Recycling – the process of reusing and repurposing useful waste has been around since the dawn of human civilisation. The first ever known advocate or promoter of recycling as a concept and practice was Plato, about four hundred years BC. Recycling domestic rubbish or junk is perhaps one of the earliest forms of recycling. Archaeologists and historians are quite confident in these theories and conclusions as excavations of ancient waste dumps shows less garbage and rubbish in periods of resource and material scarcity.
The next proper attempt to recycle items and materials, dates back to the pre-industrial age, and takes place in Europe. Strong archaeological evidence from the period indicates that scrap bronze and other metal rubbish was collected and then melted down for perpetual use. Another good example of rudimentary yet effective recycling practices comes from pre-industrial Great Britain, where dust and ash from fireplaces, furnaces, ovens etc. was collected by people known as dustmen. After that ash and soot were downcycled in order to become base material for brickmaking.
In those days, it was more economics than environmental concern that was the main drive behind those first recycling practices. The opportunity to receive useful raw materials from junk and rubbish and use them to make profit was quite the revolutionary thing and many savvy individuals were already on the right track. Perhaps the other reason why recycling picked up as a practice was the lack of organised public rubbish removal in towns and cities.
One of the first jabs at proper recycling with proper results in the industrial era, was in the early eighteen hundreds when one Benjamin Law developed a method to turn and process rags and discarded fabrics into shoddy or mungo – a type of wool. Of course the process wasn’t perfect so the new raw material had to be combined with a bit of natural virgin wool. Making shoddy picked up as a trend, and eventually there were towns in England which were heavily engaged in this new type of industry. Shoddy was made in some places around the country as late as the nineteen twenties.

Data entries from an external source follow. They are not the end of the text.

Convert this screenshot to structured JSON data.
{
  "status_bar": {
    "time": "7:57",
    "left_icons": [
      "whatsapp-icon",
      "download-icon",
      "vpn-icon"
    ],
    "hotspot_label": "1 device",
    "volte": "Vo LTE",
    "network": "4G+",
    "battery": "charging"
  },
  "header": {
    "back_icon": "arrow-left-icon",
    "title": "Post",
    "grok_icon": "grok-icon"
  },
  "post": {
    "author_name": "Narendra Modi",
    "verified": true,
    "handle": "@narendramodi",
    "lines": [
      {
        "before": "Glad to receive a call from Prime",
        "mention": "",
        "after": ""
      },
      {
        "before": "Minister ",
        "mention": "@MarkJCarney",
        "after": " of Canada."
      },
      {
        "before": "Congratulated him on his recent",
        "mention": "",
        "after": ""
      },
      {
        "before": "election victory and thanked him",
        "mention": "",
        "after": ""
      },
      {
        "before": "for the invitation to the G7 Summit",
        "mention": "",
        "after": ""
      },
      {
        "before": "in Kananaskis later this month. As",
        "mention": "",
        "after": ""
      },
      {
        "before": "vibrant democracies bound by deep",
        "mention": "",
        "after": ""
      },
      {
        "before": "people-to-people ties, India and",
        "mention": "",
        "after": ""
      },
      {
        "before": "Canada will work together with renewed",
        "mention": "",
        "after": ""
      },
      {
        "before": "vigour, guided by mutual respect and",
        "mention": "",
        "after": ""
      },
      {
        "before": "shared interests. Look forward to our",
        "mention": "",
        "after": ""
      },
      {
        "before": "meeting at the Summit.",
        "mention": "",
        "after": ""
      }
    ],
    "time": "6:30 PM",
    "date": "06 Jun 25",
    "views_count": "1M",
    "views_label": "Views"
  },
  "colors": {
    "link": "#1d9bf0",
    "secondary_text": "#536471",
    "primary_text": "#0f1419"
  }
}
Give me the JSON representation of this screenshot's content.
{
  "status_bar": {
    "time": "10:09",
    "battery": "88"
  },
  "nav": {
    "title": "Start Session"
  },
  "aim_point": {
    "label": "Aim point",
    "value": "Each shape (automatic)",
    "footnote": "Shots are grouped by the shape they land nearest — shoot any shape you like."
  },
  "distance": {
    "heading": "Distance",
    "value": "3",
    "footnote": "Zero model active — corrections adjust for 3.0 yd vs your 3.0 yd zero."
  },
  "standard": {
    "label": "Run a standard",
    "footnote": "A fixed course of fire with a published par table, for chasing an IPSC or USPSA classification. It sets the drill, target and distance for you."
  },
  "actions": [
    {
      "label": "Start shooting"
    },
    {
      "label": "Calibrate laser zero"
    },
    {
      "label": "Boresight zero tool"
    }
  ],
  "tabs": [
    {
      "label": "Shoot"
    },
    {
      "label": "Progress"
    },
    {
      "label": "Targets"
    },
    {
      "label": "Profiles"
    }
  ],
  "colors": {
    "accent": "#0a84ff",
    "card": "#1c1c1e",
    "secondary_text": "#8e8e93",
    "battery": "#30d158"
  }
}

With the industrial revolution, also came the need for metal. Metal resources weren’t easy to come by as mining and extracting metal ore was hard, inefficient, expensive and dangerous. In result, it was metal junk and rubbish that was the material of choice for many factories and industrial sites. In particular it was ferrous metal junk that was the most valuable as it could be used for making a whole bunch of things yet it costed much less than having to mine the ore. During the eighteen hundreds it was the big railroad companies that were the biggest demanders for scrap metal and ferrous junk. So were shipbuilding yards though to a lesser extent. Toward the end of the nineteenth century it was mainly steel foundries that needed metal junk and scrap. At the start of the twentieth century (prior all the world wars) it was the quickly developing automobile industry that needed the most scrap metal.